Dernière mise à jour : avril 11th, 2019 at 04:41 pm

S’attaquer à un texte phare de la littérature française, Le dernier jour d’un condamné, d’un auteur monument comme Victor Hugo, voilà le défi qu’ont voulu relever François Bourcier et William Mesguich. L’avis et critique théâtre de Bulles de Culture sur cette adaptation.

Synopsis :

Avec cette adaptation de Le dernier jour d’un condamné de Victor Hugo, François Bourcier place sur le devant de la scène la question encore brûlante, ne l’oublions pas, de la peine de mort. Dans la petite salle, intime et confinée, du Studio Hébertot, William Mesguich interprète cet homme qui ne sortira de sa cellule que pour y voir le couperet de la guillotine.

Le dernier jour d’un condamné  : « Un plaidoyer pour l’abolition de la peine de mort »

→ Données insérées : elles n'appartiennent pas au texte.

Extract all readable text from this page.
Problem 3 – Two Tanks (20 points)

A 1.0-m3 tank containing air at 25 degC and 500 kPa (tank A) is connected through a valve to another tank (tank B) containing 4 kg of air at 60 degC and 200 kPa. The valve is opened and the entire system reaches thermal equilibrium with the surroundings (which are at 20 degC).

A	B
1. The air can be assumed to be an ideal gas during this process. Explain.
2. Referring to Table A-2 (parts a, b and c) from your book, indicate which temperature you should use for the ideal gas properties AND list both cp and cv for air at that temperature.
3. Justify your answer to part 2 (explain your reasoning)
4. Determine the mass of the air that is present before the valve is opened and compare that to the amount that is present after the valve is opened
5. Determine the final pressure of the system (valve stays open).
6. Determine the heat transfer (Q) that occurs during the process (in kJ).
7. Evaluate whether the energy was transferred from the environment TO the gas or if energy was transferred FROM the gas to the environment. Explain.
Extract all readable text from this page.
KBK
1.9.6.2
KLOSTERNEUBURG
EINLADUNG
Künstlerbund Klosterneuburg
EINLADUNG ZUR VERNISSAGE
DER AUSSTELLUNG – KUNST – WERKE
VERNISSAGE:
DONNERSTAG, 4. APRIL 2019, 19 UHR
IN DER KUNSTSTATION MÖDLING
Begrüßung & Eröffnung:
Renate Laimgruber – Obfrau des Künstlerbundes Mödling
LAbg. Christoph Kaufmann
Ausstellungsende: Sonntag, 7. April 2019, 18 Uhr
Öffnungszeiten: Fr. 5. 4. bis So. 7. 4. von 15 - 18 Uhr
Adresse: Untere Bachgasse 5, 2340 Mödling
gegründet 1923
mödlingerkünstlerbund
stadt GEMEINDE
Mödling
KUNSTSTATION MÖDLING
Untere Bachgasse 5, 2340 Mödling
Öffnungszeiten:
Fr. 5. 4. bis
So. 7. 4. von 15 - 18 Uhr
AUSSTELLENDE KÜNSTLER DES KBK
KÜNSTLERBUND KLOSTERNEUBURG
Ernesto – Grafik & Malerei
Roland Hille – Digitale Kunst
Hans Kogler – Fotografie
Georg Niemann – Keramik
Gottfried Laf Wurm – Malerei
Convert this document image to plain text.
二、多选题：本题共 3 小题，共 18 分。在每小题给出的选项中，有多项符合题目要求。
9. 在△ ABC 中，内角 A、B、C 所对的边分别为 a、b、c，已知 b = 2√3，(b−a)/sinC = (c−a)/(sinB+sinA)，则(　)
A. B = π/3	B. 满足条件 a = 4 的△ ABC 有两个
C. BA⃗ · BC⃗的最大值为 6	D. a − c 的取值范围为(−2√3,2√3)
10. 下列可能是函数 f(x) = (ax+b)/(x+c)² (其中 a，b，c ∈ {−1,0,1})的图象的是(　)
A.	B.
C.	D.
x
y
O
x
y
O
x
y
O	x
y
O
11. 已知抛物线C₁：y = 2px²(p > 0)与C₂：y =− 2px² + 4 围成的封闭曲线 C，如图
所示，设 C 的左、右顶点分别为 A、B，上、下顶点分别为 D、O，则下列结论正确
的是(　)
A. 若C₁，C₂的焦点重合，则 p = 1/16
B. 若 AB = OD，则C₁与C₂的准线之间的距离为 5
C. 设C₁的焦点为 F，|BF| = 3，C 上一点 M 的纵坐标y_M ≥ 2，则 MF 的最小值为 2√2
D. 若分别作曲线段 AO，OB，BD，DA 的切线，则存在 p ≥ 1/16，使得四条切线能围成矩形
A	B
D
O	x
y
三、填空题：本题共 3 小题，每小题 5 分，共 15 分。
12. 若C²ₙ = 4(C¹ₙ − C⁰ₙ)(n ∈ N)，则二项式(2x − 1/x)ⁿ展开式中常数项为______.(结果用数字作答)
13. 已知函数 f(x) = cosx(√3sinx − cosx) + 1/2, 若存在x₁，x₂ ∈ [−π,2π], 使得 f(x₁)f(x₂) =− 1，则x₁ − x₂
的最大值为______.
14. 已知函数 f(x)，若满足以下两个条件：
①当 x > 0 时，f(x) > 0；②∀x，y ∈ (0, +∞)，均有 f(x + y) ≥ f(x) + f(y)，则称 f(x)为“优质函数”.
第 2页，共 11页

Dernier jour d’un condamné François Bourcier image William Mesguich 2
© Chantal Depagne

Un plaidoyer pour l’abolition de la peine de mort”, c’est ainsi que l’écrivain Victor Hugo présente Le dernier jour d’un condamné dans la préface de la seconde édition. Le metteur en scène François Bourcier l’a compris. Si Victor Hugo raconte les dernières semaines de ce misérable criminel sans que l’on ne connaisse jamais son crime, c’est pour accuser la torture morale et physique que la société inflige aux condamnés à mort. Le metteur en scène place ainsi le spectateur du Studio Hébertot au plus près de la conscience de cet homme, entre moments de lucidité, instants de panique et combats avec les souvenirs qui trop souvent le ramènent à la vie.

L’acteur William Mesguich n’a que quelques mètres carrés pour jouer : sa cellule est représentée par un modeste carré blanc au sol et une seule petite fenêtre qui vient percer un mur à l’arrière. L’acteur se débat dans cet espace où l’approche de sa mort ponctue chaque scène : à plusieurs reprises, William Mesguich, comme pris de folie, tourne la tête face public, mime un hurlement et le mouvement de la tête qui tombe. La guillotine se rapproche. Le metteur en scène François Bourcier accompagne ces mimiques d’éclairs verts et de bruits assourdissants. C’est d’ailleurs peut-être un peu trop car le message est compris par le public alors que le jeu se fait insistant.

Une mise en scène excessive ?

François Bourcier et William Mesguich ont ainsi bien compris l’œuvre de Hugo, mais nous regrettons parfois leur volonté de tout expliquer, de tout expliciter et de tout illustrer, au risque parfois de tomber dans le ridicule… Le condamné à mort dans Le dernier jour d’un condamné est aussi mari et père : William Mesguich fait affleurer la douleur paternelle, et cela fait du bien de l’entendre sincère, posé et touchant, au contraire des moments où l’acteur se réfugie dans le cri pour faire comprendre aux spectateurs la douleur du condamné. Mais quand sa petite Marie lui vient à l’esprit, il murmure et devient l’homme candide que l’enfance attendrit. Le spectateur ne voit plus le condamné : il y voit la victime de la société. Le parti pris de Mesguich et Bourcier est alors ici réussi.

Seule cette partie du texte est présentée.